Em nota, o MME informou: "A decisão foi adotada após profundo diagnóstico sobre o processo em curso de recuperação da empresa. Apesar de todo o esforço que vem sendo desenvolvido pela atual gestão, as dívidas e ônus do passado se avolumaram e exigem uma mudança de rota para não comprometer o futuro da empresa". Segundo o ministério, os problemas da Eletrobras decorrem de "ineficiências acumuladas nos últimos 15 anos, que impactaram a sociedade em cerca de um quarto de trilhão de reais [R$ 250 bilhões]". "Não há espaço para elevação de tarifas nem para aumento de encargos setoriais. Não é mais possível transferir os problemas para a população. A saída está em buscar recursos no mercado de capitais atraindo novos investidores e novos sócios", completou. A proposta prevê que a União permaneça como acionista e mantenha poder de veto na administração da companhia, para garantir a preservação de decisões estratégicas, como projetos de revitalização do rio São Francisco. A ideia do governo é adotar modelo semelhante ao aplicado em países como Portugal, França e Itália, que transformaram suas estatais elétricas (EDP, EDF e Enel, respectivamente) em grandes corporações com atuação internacional e que mantêm sua identidade nacional. Em fato relevante, a Eletrobras informou que a efetivação da operação depende de autorizações governamentais, avaliação das autorizações legais e regulatórias que serão necessárias, avaliação do modelo a ser adotado e observância dos procedimentos específicos, por ser tratar de sociedade de economia mista, de capital aberto, com ações listadas na B3, em Nova York (Nyse) e em Madri (Latibex).

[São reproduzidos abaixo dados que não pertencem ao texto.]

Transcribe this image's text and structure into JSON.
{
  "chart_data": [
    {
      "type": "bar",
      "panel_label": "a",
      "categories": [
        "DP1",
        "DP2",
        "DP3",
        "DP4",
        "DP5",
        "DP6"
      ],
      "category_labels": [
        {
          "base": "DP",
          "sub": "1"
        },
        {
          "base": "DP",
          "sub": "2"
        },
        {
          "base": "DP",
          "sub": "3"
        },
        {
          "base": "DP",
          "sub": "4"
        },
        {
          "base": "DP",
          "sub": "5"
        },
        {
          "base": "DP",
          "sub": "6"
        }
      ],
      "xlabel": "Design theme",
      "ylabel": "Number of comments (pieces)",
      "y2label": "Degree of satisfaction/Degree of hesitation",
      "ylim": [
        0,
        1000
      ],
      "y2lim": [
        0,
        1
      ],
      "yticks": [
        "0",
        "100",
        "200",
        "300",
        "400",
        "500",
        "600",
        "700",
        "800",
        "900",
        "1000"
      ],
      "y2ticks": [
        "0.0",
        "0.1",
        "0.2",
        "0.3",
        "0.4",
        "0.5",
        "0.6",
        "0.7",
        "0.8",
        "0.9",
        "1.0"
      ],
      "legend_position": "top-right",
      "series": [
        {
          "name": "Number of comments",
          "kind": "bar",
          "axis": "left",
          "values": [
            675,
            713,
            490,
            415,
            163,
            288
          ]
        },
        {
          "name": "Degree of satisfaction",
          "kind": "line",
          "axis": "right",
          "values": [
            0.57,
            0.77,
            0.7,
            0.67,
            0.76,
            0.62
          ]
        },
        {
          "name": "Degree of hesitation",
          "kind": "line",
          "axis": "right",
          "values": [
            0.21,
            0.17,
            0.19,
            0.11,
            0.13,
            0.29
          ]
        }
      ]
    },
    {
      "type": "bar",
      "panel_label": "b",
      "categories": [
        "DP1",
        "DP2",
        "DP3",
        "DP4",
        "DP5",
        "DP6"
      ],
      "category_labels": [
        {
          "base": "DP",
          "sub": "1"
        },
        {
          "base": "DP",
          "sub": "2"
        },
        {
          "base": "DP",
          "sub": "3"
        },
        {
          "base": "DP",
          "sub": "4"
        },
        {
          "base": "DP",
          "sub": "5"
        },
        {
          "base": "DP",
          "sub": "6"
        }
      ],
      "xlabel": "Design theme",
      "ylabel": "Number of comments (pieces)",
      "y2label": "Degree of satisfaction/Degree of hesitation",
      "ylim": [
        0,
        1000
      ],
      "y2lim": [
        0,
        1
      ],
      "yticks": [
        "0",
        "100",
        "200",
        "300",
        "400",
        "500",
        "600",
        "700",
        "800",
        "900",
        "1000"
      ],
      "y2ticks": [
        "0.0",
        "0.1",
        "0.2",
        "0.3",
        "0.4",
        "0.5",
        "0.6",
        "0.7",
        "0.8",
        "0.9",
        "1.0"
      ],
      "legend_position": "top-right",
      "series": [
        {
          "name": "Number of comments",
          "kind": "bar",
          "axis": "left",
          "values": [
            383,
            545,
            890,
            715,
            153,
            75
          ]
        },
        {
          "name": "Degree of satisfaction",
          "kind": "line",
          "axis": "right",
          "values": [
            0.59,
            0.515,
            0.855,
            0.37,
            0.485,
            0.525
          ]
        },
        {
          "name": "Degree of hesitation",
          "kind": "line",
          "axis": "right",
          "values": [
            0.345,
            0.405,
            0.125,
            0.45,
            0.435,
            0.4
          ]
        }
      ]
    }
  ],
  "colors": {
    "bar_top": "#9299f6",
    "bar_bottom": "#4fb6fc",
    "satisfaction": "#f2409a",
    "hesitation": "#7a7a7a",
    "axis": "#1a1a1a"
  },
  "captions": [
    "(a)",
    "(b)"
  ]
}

O ministro-chefe da Secretaria-Geral da Presidência da República, Moreira Franco, afirmou que a venda do controle acionário da Eletrobras não requer o envio de um projeto de lei ao Congresso e pode ser feita em sem trâmite legislativo. "Não precisa disso. É como a privatização da Embraer". Ele não quis fazer projeções sobre o valor que poderá ser arrecadado e nem quando a operação ocorrerá. Ele enfatizou que a preparação do negócio requeria cuidado e discrição por tratar-se de empresa com papéis negociados na B3 e na Bolsa de Nova York. O plano deve ser "operacionalizado" em 2018, disse o secretário executivo do MME, Paulo Pedrosa. "Para esse ano, não há condição. Isso é para o ano que vem", afirmou. "A estratégia envolve atender uma demanda de curto prazo para ajudar a fechar a contas, mas não pode ser vista como uma intervenção para cumprir um objetivo puramente fiscal", disse Pedrosa. O presidente da Amec, Mauro da Cunha, declarou que a proposta do MME "é uma notícia para se comemorar e mais uma sinalização de que o mercado de capitais é o caminho para as empresas". O Valor apurou que o plano de privatização da Eletrobras começou a ser discutido nas últimas duas semanas. O assunto foi conduzido por equipes restritas dos ministérios da Fazenda e de Minas e Energia. Ferreira Jr., presidente da estatal, e o diretor financeiro e de Relações com Investidores, Armando Casado, passaram o dia ontem em Brasília. À tarde, Casado participou de reunião com investidores em São Paulo, mas o encontro terminou antes da divulgação do fato relevante do plano. 

 

 

Valor econômico, v. 17, n. 4324, 22/08/2017. Empresas, p. B1.